"On ne pouvait se lasser d'admirer l'imprévu des compositions, la science de la forme, la richesse du ton, l'originalité de l'effet pittoresque, en même temps que la simplicité des moyens employés" (Ernest Chesneau, 1878). L'estampe ukiyo-e, dans la France des années 1860-70, bénéficia d'une réception exceptionnelle, pourtant fondée sur une forme de quiproquo. Considéré en son pays d'origine comme un art essentiellement ludique, intimement lié au monde flottant du théâtre et des plaisirs, l'ukiyo-e est très vite "surévalué" par les Européens par rapport à la peinture ou à la sculpture, arts "classiques" qu'ils ne découvriront pourtant que plus tard...

Et pour ajouter à la confusion, la découverte se fit à rebours de la chronologie, les marchands japonais se désaisissant plus volontiers des oeuvres les plus récentes que des plus anciennes qui, sur place, avaient déjà leurs collectionneurs ! Un nom émergea rapidement, celui d'Hokusai, connu d'abord par la Manga, d'autres noms s'imposant peu à peu (Hiroshige, Utamaro...), les "primitifs", fondateurs du genre à la fin du XVIIe siècle, étant parmi les derniers à être découverts et reconnus.

Avant le japonisme, déjà...

Contrairement à ce qu'on a longtemps cru, des estampes japonaises étaient visibles en France avant même que le Japon ne se rouvre au monde, dans les années 1850-60. L'histoire du fonds ukiyo-e du Département des Estampes de la BnF en témoigne, un volume de la Manga d'Hokusai s'y intégrant dès 1843, en même temps que quelques estampes de Koryûsai. On peut également citer le don au Département des Manuscrits, en 1855, d'un ensemble d'estampes ayant appartenu à Wilhelm von Sturler, employé de la Compagnie Néerlandaises des Indes (VOC) jusqu'en 1826.

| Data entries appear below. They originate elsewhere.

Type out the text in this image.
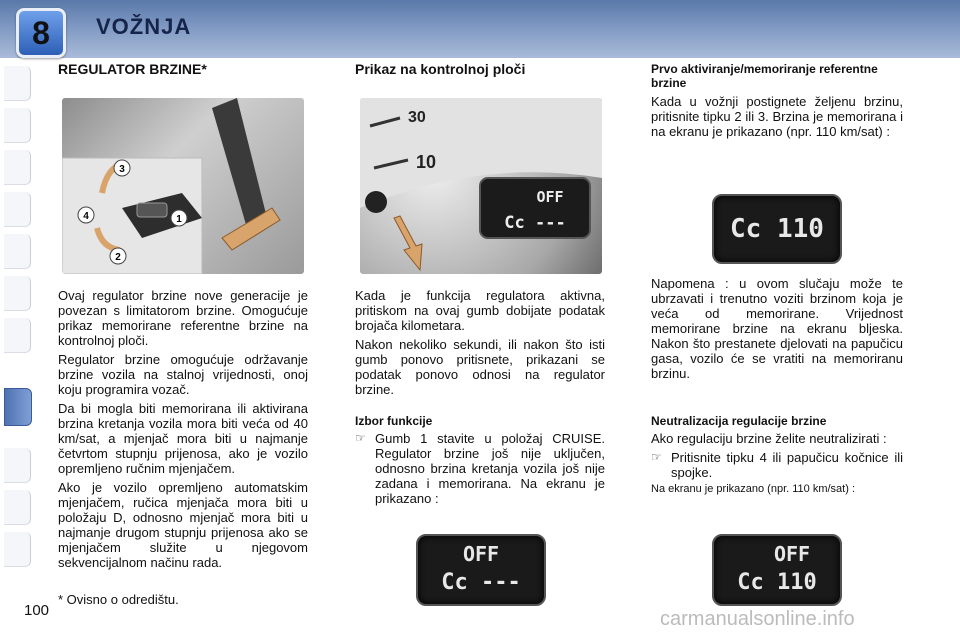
8	VOŽNJA
REGULATOR BRZINE*
3
4	1
2

Ovaj regulator brzine nove generacije je povezan s limitatorom brzine. Omogućuje prikaz memorirane referentne brzine na kontrolnoj ploči.

Regulator brzine omogućuje održavanje brzine vozila na stalnoj vrijednosti, onoj koju programira vozač.

Da bi mogla biti memorirana ili aktivirana brzina kretanja vozila mora biti veća od 40 km/sat, a mjenjač mora biti u najmanje četvrtom stupnju prijenosa, ako je vozilo opremljeno ručnim mjenjačem.

Ako je vozilo opremljeno automatskim mjenjačem, ručica mjenjača mora biti u položaju D, odnosno mjenjač mora biti u najmanje drugom stupnju prijenosa ako se mjenjačem služite u njegovom sekvencijalnom načinu rada.

* Ovisno o odredištu.
100
Prikaz na kontrolnoj ploči
30
10
OFF
Cc ---

Kada je funkcija regulatora aktivna, pritiskom na ovaj gumb dobijate podatak brojača kilometara.

Nakon nekoliko sekundi, ili nakon što isti gumb ponovo pritisnete, prikazani se podatak ponovo odnosi na regulator brzine.

Izbor funkcije
☞ Gumb 1 stavite u položaj CRUISE. Regulator brzine još nije uključen, odnosno brzina kretanja vozila još nije zadana i memorirana. Na ekranu je prikazano :
OFF
Cc ---
Prvo aktiviranje/memoriranje referentne brzine

Kada u vožnji postignete željenu brzinu, pritisnite tipku 2 ili 3. Brzina je memorirana i na ekranu je prikazano (npr. 110 km/sat) :

Cc 110

Napomena : u ovom slučaju može te ubrzavati i trenutno voziti brzinom koja je veća od memorirane. Vrijednost memorirane brzine na ekranu bljeska. Nakon što prestanete djelovati na papučicu gasa, vozilo će se vratiti na memoriranu brzinu.

Neutralizacija regulacije brzine

Ako regulaciju brzine želite neutralizirati :

☞ Pritisnite tipku 4 ili papučicu kočnice ili spojke.

Na ekranu je prikazano (npr. 110 km/sat) :

OFF
Cc 110
carmanualsonline.info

Goncourt, Bracquemond, Monet... qui, le premier ?

Une fois reconnue l'influence de l'estampe japonaise sur l'esthétique moderne, plusieurs auteurs en revendiquèrent l'invention pour eux ou pour d'autres, contribuant ainsi à la construction d'une véritable légende... Edmond de Goncourt fut de ceux-là, évoquant dans La Maison d'un artiste (1881) "cet album (...) acheté en 1852" qui leur révéla, à lui et à son frère Jules, "cette imagerie d'art (...) qui, à l'heure présente, a une si grande influence sur notre peinture".

La folie Hokusai

Déjà, dans ses Notes sur le Japon, la Chine et l'Inde (1861), Chassiron (photographie, atelier Nadar) publie une série de reproductions de "manuels populaires du Japon" dont, sans être encore nommé, Hokusai est bien l'auteur principal. Mais cinq ans plus tard, dans Chefs-d'oeuvre des arts industriels (1866), Philippe Burty (photographie par Carjat, 1873) évoque les "vingt-huit cahiers de l'illustre Hok-Saï", faisant par là allusion aux quinze volumes de la manga.

Une découverte à rebours de l'histoire

Le commerce des estampes japonaises à Paris se développe dans les années 1860-70, dans des boutiques comme celle de Mme Desoye - La Porte chinoise - qu'évoque le Journal (31/03/1875) d'Edmond de Goncourt.  Les oeuvres qu'on y trouve sont souvent récentes et dûes à des artistes mineurs, tel cet Utagawa Kuniaki II dont un portrait de lutteur figure dans le Portrait de Zola (1868) peint par Manet (photographie, atelier Nadar).